Background: I’m involved in a network project in my copious free time, and we’ve run into a snag: We need to have two exit points from a LAN - one exit point is the server/proxy, a Microsoft SBS (Small Business Server) box with two NICs, one for the Internet connection and one for the LAN. The other exit point is a Cisco 2621 router that connects to a satellite office (via VPN).

I need to install some sort of route on the server, so that traffic destined for the satellite office can be handed off to the router.

Now, while I can configure Cisco routers to arc-weld underwater, I can hardly keep my own Windows PC running. Microsoft-savvy I’m not. And so I turn to the Teeming Millions…

Further details: For historical reasons, the client PCs have the server as their default gateway. Changing this would not make anyone happy. The server knows exactly two networks: The local one and the Internet. And it knows that non-local traffic should be handed to the Internet, so there is some capability to make a routing decision there.

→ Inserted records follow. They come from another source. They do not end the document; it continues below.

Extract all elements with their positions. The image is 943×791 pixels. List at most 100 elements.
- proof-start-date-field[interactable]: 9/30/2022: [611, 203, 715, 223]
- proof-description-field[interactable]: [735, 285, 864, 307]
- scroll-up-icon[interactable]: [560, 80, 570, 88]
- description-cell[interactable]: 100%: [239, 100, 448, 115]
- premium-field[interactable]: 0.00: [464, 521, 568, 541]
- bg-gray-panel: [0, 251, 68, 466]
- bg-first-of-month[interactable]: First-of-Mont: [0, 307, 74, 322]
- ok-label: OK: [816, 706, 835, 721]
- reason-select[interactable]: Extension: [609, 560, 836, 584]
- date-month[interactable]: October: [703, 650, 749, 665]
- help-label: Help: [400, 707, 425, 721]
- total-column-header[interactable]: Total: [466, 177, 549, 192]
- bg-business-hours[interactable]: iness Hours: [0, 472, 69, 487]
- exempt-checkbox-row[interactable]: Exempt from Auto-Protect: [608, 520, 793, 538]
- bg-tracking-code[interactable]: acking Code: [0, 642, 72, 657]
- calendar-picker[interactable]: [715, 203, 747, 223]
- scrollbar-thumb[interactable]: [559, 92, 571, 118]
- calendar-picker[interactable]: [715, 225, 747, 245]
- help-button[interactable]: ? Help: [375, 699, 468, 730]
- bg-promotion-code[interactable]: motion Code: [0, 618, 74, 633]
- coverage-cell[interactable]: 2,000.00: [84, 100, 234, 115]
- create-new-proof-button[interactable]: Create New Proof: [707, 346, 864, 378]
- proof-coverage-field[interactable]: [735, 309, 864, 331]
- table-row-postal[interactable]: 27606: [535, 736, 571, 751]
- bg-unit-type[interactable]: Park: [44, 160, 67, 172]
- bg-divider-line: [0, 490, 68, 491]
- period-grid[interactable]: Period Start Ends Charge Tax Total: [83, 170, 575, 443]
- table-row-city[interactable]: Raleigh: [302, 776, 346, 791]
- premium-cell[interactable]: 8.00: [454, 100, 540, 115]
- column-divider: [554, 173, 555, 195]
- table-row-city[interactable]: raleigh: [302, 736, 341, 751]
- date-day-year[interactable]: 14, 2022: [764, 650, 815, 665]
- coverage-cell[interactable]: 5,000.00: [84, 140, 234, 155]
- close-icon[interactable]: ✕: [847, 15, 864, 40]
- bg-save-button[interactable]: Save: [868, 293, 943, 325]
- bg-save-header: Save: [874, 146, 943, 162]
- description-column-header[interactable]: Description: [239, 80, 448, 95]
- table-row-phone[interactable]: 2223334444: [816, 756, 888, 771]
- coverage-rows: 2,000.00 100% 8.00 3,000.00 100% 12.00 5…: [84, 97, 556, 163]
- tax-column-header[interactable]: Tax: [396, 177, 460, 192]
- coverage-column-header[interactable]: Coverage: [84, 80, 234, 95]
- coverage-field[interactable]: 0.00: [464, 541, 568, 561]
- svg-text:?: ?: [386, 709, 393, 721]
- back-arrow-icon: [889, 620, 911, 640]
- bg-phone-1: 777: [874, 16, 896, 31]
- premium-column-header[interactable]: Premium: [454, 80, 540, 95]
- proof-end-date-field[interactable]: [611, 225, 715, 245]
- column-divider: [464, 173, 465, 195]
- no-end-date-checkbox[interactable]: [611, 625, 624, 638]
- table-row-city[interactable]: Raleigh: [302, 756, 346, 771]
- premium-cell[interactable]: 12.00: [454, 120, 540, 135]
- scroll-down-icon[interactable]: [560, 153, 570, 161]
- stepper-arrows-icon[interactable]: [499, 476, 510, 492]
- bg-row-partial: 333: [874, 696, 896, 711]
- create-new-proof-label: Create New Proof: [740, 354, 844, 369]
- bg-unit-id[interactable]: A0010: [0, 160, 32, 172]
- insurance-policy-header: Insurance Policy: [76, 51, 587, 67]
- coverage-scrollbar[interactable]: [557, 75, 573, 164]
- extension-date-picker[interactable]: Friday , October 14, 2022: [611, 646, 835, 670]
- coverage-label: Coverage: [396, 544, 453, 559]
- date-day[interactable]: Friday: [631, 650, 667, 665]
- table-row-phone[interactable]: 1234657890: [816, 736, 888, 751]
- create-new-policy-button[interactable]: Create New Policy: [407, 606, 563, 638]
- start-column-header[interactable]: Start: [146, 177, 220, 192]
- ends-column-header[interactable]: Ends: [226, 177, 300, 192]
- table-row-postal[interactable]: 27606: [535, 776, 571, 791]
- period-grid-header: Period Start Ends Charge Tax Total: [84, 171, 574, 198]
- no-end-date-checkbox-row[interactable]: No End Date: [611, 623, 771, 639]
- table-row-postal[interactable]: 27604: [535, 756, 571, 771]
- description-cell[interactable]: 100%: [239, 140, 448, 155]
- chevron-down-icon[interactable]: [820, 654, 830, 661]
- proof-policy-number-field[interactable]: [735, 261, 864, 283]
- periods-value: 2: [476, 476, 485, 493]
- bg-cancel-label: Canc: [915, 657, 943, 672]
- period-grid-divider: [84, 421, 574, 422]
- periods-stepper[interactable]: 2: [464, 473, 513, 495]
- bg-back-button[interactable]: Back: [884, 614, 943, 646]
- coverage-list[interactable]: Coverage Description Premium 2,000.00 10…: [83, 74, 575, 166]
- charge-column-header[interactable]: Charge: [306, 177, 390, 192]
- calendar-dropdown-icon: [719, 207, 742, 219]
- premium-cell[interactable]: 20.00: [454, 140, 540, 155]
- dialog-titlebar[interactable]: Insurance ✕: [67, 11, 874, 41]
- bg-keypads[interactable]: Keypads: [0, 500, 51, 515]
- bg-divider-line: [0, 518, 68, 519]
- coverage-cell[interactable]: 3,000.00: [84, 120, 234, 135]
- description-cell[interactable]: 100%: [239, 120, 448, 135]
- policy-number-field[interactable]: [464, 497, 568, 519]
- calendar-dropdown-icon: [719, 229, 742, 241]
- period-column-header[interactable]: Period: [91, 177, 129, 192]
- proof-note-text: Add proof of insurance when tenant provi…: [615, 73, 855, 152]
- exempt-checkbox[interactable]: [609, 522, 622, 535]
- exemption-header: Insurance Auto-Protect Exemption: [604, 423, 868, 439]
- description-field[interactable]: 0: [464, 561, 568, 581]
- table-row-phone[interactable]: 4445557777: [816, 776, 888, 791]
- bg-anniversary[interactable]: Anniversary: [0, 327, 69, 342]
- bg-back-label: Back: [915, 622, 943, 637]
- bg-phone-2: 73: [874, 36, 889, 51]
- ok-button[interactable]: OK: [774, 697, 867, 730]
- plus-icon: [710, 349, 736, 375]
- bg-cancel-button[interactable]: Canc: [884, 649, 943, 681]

In my salad days, I would sometimes install a route in a server like this: route -p add 131.107.3.0 mask 255.255.255.0 131.107.3.1 (these are not live IP addresses) - has this fallen by the wayside ?

My partner in crime on this job is a really good guy with Microsoft, but not that hot on networking.

Anyhow, any and all comments , hints, help, offers to drive out and fix it etc. etc. would be most welcome.

I shall sing the praises of whoever comes up with a solution.

I have Windows 2000 Server, not SBS, but it’s likely to be the same.

What you have looks like it should work. Of course if you are making a static route, make sure you any competiing routes are removed or modified. The help text (“route /?”) gives this example, but everything after “route” is optional.

route -p ADD 157.0.0.0 MASK 255.0.0.0 157.55.80.1 METRIC 3 IF 2

where the numbers are, in order, the destination, the mask, the gateway, the metric (cost for the destination), and the interface number.

You can find more information at www.windows2000faq.com. It has a section specifically on routing.